3. Your child doesn't recognize the need to urinate.
Does your child know when they need to have a bowel movement, but can't always recognize the urge to pee? Leaking urine is normal for those learning to potty train. Some children don't gain complete bladder control for many months after they have learned to manage bowel movements. Continue your child's potty training with this in mind.
4. Your child tries to play with the feces.
A desire to play with feces simply stems from a kid's natural curiosity. You can prevent this without making them upset by simply saying, "This is not something to be played with."
5. Your son insists on sitting down to urinate.
The majority of boys want to sit while learning to go in the potty. Let your son urinate sitting down and, after he has mastered bladder control, explain to him that boys go potty standing up. He may pick this up on his own if he watches his dad or other male family members going to the bathroom.
6. Your child gets upset when they see their stools flushed away.
Some children believe that their wastes are part of their bodies, so this may be frightening and hard for them to understand. Try explaining the purpose of body waste and the body's need to eliminate it. "Acknowledge the fear, no matter how outrageous it seems," advises Allison Chase, Ph.D., a psychologist specializing in children and families.
7. Your child is afraid of being sucked into the toilet.
Many children fear being sucked into the toilet if it's flushed while they're sitting on it. To give your child a feeling of control, let him or her flush pieces of toilet paper. This will lessen the fear of the sound of rushing water and the sight of things disappearing. You can also try using a stand-alone potty chair, or a potty seat that goes on top of your regular toilet bowl.
8. Your child has a bowel movement or urinates right after being taken off the toilet.
While frustrating, this might happen frequently early in the potty training process. It may take time for your child to learn how to relax the muscles that control the bowel and bladder. If this happens a lot, it may mean your child is not really ready for training.
9. Your child wants diapers for bowel movements and hides while pooping.
This indicates that your child is physically—although not emotionally—ready to be potty trained. Instead of considering this a failure, praise your child for recognizing the bowel signals. Suggest that they have the bowel movement in the bathroom while wearing a diaper.
10. Your child urinates while sleeping.
Like most children, your own toddler probably will take a little longer to complete nap-time and nighttime toilet training. Encourage your toddler to use the potty immediately before going to bed and as soon as they wake up. Tell them that if they wake up in the middle of the night and need to use the toilet, they can either go by themselves or call for you for help.
11. Your child only goes potty with one particular person.

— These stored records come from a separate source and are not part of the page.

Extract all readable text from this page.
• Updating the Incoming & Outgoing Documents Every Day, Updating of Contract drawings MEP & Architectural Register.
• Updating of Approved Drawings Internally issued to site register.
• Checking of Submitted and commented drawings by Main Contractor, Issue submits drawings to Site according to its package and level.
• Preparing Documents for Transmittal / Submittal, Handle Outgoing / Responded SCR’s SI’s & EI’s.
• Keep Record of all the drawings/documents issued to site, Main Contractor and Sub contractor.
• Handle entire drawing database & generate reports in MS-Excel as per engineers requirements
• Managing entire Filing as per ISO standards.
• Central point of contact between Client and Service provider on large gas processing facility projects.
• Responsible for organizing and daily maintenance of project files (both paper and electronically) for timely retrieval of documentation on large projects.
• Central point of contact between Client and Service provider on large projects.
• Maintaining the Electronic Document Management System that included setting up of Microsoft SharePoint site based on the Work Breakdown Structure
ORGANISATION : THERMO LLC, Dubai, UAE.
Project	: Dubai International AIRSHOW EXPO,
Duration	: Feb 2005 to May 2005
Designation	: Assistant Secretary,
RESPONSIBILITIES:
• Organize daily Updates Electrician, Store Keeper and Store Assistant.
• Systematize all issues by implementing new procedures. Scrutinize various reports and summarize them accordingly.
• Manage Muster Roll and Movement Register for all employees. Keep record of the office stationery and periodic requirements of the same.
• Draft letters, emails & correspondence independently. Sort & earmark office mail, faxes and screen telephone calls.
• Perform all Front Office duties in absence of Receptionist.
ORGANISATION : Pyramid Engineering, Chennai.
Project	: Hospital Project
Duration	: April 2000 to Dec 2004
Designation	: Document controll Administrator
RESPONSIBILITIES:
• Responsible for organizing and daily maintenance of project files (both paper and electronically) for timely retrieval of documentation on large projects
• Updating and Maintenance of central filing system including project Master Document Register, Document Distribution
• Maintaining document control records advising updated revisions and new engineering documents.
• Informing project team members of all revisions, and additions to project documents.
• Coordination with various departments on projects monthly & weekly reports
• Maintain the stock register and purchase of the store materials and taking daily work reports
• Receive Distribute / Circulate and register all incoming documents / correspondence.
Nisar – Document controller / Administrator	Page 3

It's normal for a child to depend on one person in the early stages of training. If your child will only go potty with you, gradually withdraw yourself from the process. For example, offer to help your child get undressed or walk your child to the bathroom, but wait outside the door. You can even introduce a reward system in which they earn a sticker or prize every time they go potty independently, says Kristin Hannibal, M.D., clinical director of the division of general academic pediatrics at Children's Hospital of Pittsburgh.
12. Your child is regressing back to their diaper days.
Anything that causes a child stress may encourage them to return to a previous level of development, particularly if the change is recent. Stressors include an illness in the child or a relative, a new baby, a change from crib to bed, or a move to a new house. Potty training regression might also be caused by health issues (such as constipation) or a fear of the potty. It's also possible your child wasn't really potty trained in the first place. The regression should pass with time, but talk to your child's doctor if you're worried.